Clinical Mentorship as a Bridge to Life in the Treatment of Eating Disorders
Moria Golan1,2, Tali Gogol-Ostrowsky1
1Shachaf-Eeting Disorders Intensive Treatment Center, Kibbutz Nasn. 2School of Nutritional Sciences, The Hebrew University of Jerusalem, Rehovot
The aim of this article is to describe a community-based multi-modality intensive treatment program, which demonstrates a significant reduction in symptoms of eating disorders while providing an opportunity to deal with the functional and social skills. Treatment is delivered through a multidisciplinary team. The uniqueness of the team is in the inclusion of clinical mentors. These are social workers, art therapists and graduate level psychology students who are trained to connect with clients in an informal, intensive manner (10-40 hours a week). The mentors focus on legitimizing healthy attitudes to food, eating and life, while highlighting the pain and loss associated with the disorder. The mentors serve as meal companion and calming figure, representing the healthy self-caring voice. The relationship established during the many hours spent together becomes a powerful experience, completely different from the isolation of the disorder. The treatment intervenes in most areas of life, focusing on an active search for possibilities, in contrast to the emptiness associated with the disorder.

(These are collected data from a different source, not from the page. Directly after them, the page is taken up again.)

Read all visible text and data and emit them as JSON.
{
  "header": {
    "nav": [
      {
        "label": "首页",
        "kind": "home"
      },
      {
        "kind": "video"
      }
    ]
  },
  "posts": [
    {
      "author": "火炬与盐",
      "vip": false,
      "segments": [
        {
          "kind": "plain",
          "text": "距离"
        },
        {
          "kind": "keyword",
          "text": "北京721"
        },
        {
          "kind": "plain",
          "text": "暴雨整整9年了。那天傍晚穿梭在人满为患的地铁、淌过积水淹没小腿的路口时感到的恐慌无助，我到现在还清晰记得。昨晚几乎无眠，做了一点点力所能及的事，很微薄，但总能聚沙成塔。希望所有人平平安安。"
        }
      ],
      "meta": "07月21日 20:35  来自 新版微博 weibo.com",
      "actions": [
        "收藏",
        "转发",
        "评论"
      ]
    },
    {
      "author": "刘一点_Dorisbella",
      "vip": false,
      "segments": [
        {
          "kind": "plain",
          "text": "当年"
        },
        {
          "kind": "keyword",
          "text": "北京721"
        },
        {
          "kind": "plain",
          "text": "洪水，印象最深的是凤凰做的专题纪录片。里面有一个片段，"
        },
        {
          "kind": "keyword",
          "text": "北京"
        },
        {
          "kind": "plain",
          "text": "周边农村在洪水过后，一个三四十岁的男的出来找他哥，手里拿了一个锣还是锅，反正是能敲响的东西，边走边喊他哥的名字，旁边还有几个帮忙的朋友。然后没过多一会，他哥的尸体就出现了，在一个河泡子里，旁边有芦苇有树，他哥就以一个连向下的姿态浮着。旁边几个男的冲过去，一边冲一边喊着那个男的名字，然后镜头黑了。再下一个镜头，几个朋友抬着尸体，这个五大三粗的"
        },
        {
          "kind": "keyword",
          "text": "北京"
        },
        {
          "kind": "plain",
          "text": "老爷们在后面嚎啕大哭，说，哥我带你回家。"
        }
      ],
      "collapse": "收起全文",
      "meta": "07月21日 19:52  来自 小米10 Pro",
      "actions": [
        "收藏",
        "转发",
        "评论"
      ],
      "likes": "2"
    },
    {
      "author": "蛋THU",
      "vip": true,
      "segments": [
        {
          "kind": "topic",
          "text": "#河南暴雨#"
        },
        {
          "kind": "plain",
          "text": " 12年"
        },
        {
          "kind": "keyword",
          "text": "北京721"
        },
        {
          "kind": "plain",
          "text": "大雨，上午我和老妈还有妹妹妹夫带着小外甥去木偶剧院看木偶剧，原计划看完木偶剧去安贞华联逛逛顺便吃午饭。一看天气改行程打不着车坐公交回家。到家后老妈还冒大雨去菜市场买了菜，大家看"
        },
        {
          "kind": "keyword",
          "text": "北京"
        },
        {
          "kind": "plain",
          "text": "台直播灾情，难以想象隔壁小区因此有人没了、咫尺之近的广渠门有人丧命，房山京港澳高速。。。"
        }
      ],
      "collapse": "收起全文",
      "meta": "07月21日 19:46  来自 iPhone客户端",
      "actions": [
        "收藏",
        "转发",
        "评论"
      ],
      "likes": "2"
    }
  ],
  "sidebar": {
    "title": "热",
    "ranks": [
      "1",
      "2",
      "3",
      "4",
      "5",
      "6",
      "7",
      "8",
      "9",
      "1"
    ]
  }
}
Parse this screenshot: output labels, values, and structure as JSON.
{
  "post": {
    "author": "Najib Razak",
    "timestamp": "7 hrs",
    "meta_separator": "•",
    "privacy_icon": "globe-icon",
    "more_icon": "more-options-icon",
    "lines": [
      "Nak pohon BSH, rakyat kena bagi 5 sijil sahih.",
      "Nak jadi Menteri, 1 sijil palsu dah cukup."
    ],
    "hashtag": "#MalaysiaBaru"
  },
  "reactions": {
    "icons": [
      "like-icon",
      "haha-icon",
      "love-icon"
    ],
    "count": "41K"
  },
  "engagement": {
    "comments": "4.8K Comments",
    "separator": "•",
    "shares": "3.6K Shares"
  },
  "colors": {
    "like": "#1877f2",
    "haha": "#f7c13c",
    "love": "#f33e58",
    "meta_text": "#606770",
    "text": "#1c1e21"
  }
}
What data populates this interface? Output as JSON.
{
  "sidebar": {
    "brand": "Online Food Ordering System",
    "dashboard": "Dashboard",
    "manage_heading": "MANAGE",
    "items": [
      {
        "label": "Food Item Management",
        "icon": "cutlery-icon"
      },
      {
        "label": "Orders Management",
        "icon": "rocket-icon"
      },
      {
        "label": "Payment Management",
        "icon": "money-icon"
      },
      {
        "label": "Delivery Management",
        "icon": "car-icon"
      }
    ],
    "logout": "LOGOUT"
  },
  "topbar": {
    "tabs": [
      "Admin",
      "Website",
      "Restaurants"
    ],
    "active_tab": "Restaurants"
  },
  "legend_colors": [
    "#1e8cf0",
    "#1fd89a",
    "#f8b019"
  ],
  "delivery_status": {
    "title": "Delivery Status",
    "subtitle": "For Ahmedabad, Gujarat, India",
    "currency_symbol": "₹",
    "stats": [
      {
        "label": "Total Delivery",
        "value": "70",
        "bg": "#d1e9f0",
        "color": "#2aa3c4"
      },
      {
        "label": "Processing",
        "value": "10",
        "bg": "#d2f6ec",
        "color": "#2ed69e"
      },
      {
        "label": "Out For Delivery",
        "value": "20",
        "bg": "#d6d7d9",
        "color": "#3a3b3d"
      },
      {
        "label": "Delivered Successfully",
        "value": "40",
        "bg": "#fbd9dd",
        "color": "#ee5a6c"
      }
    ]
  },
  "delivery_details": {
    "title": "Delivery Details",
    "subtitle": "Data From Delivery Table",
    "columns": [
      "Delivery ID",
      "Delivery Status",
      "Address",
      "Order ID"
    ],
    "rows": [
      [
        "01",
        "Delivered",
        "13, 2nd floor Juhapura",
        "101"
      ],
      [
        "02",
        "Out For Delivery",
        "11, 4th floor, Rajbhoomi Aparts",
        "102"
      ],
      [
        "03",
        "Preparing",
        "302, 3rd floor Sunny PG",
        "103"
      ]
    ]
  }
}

This article presents the results and principles of a 2.5-year practice. Seventeen patients, ill for 6 years and more, completed this program more than a year ago. An assessment of their BMI and their general outcome using Eckert scales was performed. One year after completing the program, 76% of the patients were defined as recovered and 12% were almost recovered with only a few remaining symptoms. All of these patients function satisfactorily in the community, both in social and occupational aspects. Six percent were partially recovered and 6% suffered from regression during the first year of follow-up.
This treatment provides the intensity required in hospitalizations, while enabling patients to stay in the community and maintain those activities that survive the disorder. This program has proven to work well with chronic patients. Further data, not analyzed as yet, also indicates the efficacy of this treatment in acute cases.